This morning, my good friend Catherine and I drove up to the mountains to get a hike in. I had an expectation in my head that we were going to make it all the way to the last lake. Last year, due to altitude sickness, I had to turn around just before the last lake.
This time, I had my doctor prescribe me medicine to help with the altitude. The medicine has side effects that feel like altitude sickness. I get dizzy and have a headache. But usually after the first dose, that doesn’t happen any longer.
Catherine and I started the gentle rolling trail and I was already struggling. I didn’t understand why this easy part of the trail was so difficult. It felt like I couldn’t breathe. And yes, we were high up but not high enough for me to feel like I couldn’t catch my breathe. I kept pushing through and stopping when I needed. I was in my head and already yelling at myself to pull it together and get up the mountain!
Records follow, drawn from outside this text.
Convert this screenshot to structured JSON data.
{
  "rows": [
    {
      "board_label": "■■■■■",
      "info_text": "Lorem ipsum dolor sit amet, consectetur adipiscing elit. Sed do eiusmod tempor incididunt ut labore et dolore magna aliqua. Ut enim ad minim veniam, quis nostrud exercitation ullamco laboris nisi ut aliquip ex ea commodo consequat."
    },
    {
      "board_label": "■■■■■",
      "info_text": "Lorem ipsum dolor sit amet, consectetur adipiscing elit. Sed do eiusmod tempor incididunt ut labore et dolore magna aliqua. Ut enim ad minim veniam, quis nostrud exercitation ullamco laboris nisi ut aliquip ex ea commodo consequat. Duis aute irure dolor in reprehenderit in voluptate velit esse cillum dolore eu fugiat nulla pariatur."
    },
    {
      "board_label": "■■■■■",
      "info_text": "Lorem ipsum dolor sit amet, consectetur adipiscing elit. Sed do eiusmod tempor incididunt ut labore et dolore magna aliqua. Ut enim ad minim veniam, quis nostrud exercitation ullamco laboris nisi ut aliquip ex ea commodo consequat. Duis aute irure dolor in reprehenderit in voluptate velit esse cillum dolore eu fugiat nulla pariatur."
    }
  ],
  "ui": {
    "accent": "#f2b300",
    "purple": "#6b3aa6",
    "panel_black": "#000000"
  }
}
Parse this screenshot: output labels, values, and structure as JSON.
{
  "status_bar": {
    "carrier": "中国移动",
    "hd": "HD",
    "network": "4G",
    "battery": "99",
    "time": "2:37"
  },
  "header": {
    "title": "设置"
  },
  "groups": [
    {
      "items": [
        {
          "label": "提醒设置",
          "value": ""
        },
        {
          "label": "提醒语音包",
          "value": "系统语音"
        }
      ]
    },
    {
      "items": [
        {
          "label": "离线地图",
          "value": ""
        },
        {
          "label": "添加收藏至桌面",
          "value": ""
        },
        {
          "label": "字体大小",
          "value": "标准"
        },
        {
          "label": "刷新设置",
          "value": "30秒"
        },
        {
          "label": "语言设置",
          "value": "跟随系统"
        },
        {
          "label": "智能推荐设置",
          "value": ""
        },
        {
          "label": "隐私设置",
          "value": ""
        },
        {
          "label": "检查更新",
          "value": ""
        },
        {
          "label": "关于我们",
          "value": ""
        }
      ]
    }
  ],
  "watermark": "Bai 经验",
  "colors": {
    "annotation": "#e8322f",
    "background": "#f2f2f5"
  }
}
The more we climbed, the worse I began to feel. I was fatigued. I had a headache coming on. My heartrate stayed high. All I could think about was forging ahead to get to the last lake. I was determined to make it no matter what. It’s important to note that by this time, Catherine had already mentioned twice that it’s ok to turn around and head back. I refused.
I grew up in a culture of “no pain, no gain”. If I could push past the pain, it made me a better athlete, so I thought. This carried over into my eating disorder and allowed me to be sick for so long. I would dissociate from my body. I felt nothing. I didn’t feel pain while moving my body, I didn’t feel hungry, and I wasn’t aware of the harm I was doing to my body. Over the years, I’ve gotten better at listening to my body. But, movement is still an area where that is tough to do.
Listening to what my body is telling me is hard. Stopping or turning around when I’m hurting or not feeling well, is something I still struggle with today. On our hike, I kept pushing myself, even when the dizziness set in. Eventually, Catherine said, “You need to listen to your body. I don’t care if we turn around.” I started to realize that we were only going to go higher and higher and I wasn’t going to be able to make it due to feeling so lousy.
I decided to trust Catherine’s advice and listen to my body. We turned around.
My body was telling me, based on my symptoms, that today isn’t the day we are hiking all the way to the last lake. I tried to be grateful for the beauty around me that I was able to see. We snapped a few pics and I was able to muster up a smile. In that moment, I was happy we turned around. I ended up with a massive headache and dizziness. I came home and went right to bed. I slept for 2.5 hours and now I’m feeling a bit better.
I’m still learning what it means to listen to my body and back down if I need to. Recovery continues to be a learning and growing process.